RIPARTENZE: Libasse Fall e Covid19; l’amore di Dio è più forte della paura

“Certo, anche io come tutti ho paura del coronavirus. Ma c’è qualcosa di più forte della paura: l’amore di Dio. Mi sento come un bambino che è certo dell’amore della sua mamma, che non lo lascia mai solo”.

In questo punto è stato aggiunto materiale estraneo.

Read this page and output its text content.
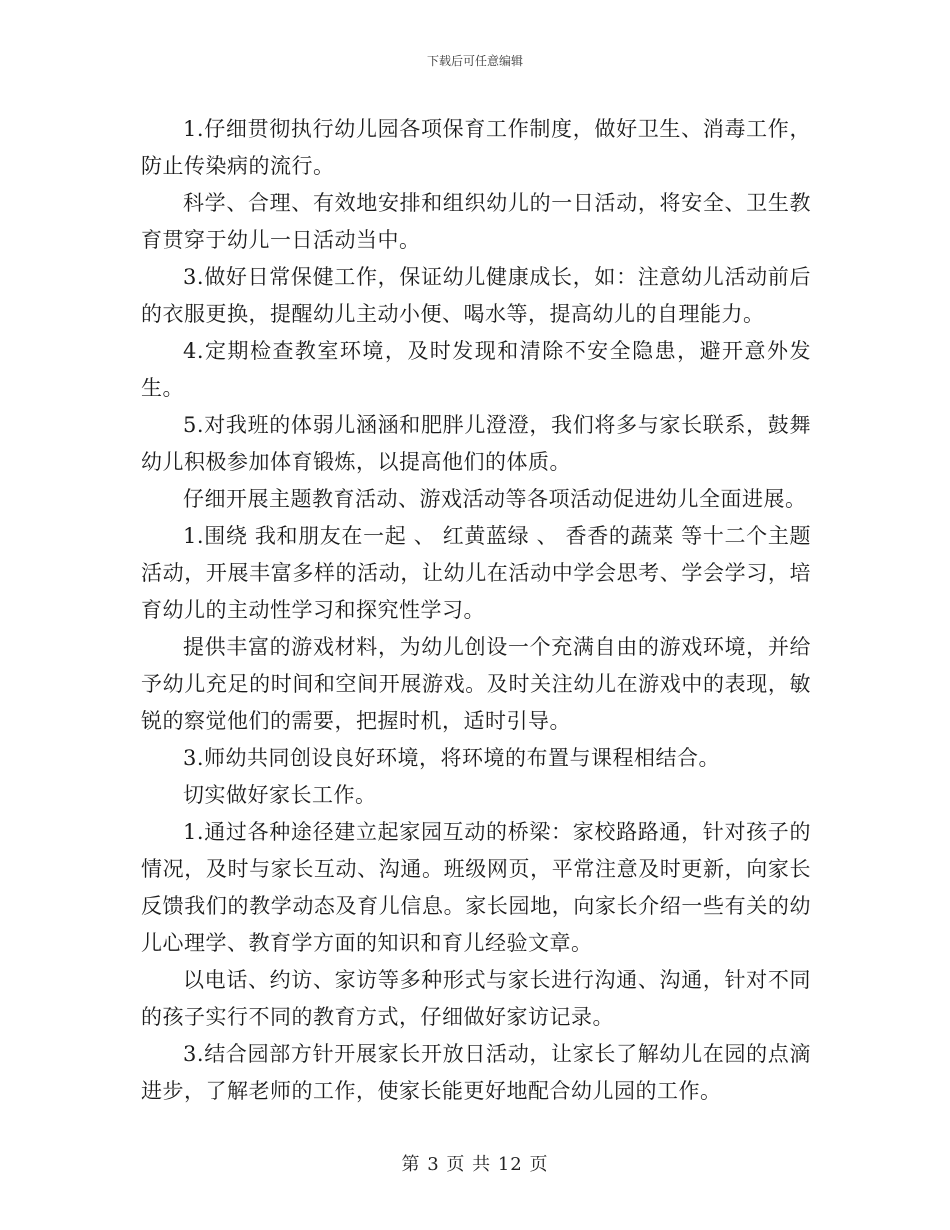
下载后可任意编辑

1.仔细贯彻执行幼儿园各项保育工作制度，做好卫生、消毒工作，防止传染病的流行。

科学、合理、有效地安排和组织幼儿的一日活动，将安全、卫生教育贯穿于幼儿一日活动当中。

3.做好日常保健工作，保证幼儿健康成长，如：注意幼儿活动前后的衣服更换，提醒幼儿主动小便、喝水等，提高幼儿的自理能力。

4.定期检查教室环境，及时发现和清除不安全隐患，避开意外发生。

5.对我班的体弱儿涵涵和肥胖儿澄澄，我们将多与家长联系，鼓舞幼儿积极参加体育锻炼，以提高他们的体质。

仔细开展主题教育活动、游戏活动等各项活动促进幼儿全面进展。

1.围绕 我和朋友在一起 、 红黄蓝绿 、 香香的蔬菜 等十二个主题活动，开展丰富多样的活动，让幼儿在活动中学会思考、学会学习，培育幼儿的主动性学习和探究性学习。

提供丰富的游戏材料，为幼儿创设一个充满自由的游戏环境，并给予幼儿充足的时间和空间开展游戏。及时关注幼儿在游戏中的表现，敏锐的察觉他们的需要，把握时机，适时引导。

3.师幼共同创设良好环境，将环境的布置与课程相结合。

切实做好家长工作。

1.通过各种途径建立起家园互动的桥梁：家校路路通，针对孩子的情况，及时与家长互动、沟通。班级网页，平常注意及时更新，向家长反馈我们的教学动态及育儿信息。家长园地，向家长介绍一些有关的幼儿心理学、教育学方面的知识和育儿经验文章。

以电话、约访、家访等多种形式与家长进行沟通、沟通，针对不同的孩子实行不同的教育方式，仔细做好家访记录。

3.结合园部方针开展家长开放日活动，让家长了解幼儿在园的点滴进步，了解老师的工作，使家长能更好地配合幼儿园的工作。

第 3 页 共 12 页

Libasse Fall ospite della Comunità Kayròs

Libasse Fall è arrivato in Italia dal Senegal a 17 anni, anche lui come tanti inseguendo il sogno italiano coltivato nel villaggio vicino a Dakar in cui era nato. La partenza da casa, all’insaputa dei genitori, il viaggio in pullman fino in Mauritania, poi il mare, destinazione Spagna, mangiando cous-cous e latte e scrutando l’orizzonte per giorni interi alla ricerca di un profilo diverso dall’acqua. Quando arriva a Milano entra nel microcosmo dei minori stranieri non accompagnati. Viene assegnato alla Comunità Kayròs, passa i primi mesi inseguendo il miraggio di diventare calciatore professionista, come tanti ragazzi africani. Ci prova con le giovanili del Milan ma non sfonda, poi in una squadra di seconda categoria, ma un grave infortunio mette la parola fine ai suoi sogni di gloria. La realtà urge, e Libasse ha fretta di diventare grande. Prende il diploma di terza media, si iscrive a una scuola serale di servizi sociali, comincia un percorso universitario alla Cattolica in scienze dell’educazione. E intanto lavora in un supermercato. “Non voglio perdere tempo. Qui in Comunità la mia esistenza è ripartita. Mi trovo bene ma non voglio essere ospite a vita, ora il mio obiettivo è conquistare l’autonomia, farmi una famiglia e avere dei figli”. Considera Kayròs la sua seconda famiglia, dove ha incontrato un padre come don Claudio Burgio e il valore della gratuità: fare la cosa giusta senza pretendere di essere ricambiati. “Kayròs è una scuola di vita – racconta – dove convivere con tante realtà diverse, con giovani che si portano dentro ferite profonde ricevute in famiglia o con altri abbagliati dalla logica del guadagno facile e della violenza. Ho imparato ad ascoltare e a perdonare, a mettermi in discussione e a valorizzare i miei talenti. Sono cresciuto guardando come si muovono don Claudio, Giuditta, l’educatrice che mi ha accompagnato in questi anni, e tutta l’équipe che si prende cura di noi”.

Non ha dimenticato la sua terra, la sua fede musulmana e i valori ereditati dal padre che gli ripeteva spesso un detto senegalese: “Ricorda sempre da dove vieni e a cosa appartieni”. Ha tenuto il punto anche di fronte a qualche testa calda con cui in questi anni ha diviso l’appartamento in Comunità, senza mai scendere a compromessi e respingendo le tentazioni dello sballo e della trasgressione. E così, quello che la burocrazia cataloga genericamente come “minore straniero non accompagnato” è divenuto nel tempo un punto di riferimento educativo per molti suoi coetanei. Testimoniando che la strada del bene, anche se a volte è stretta, è umanamente più conveniente.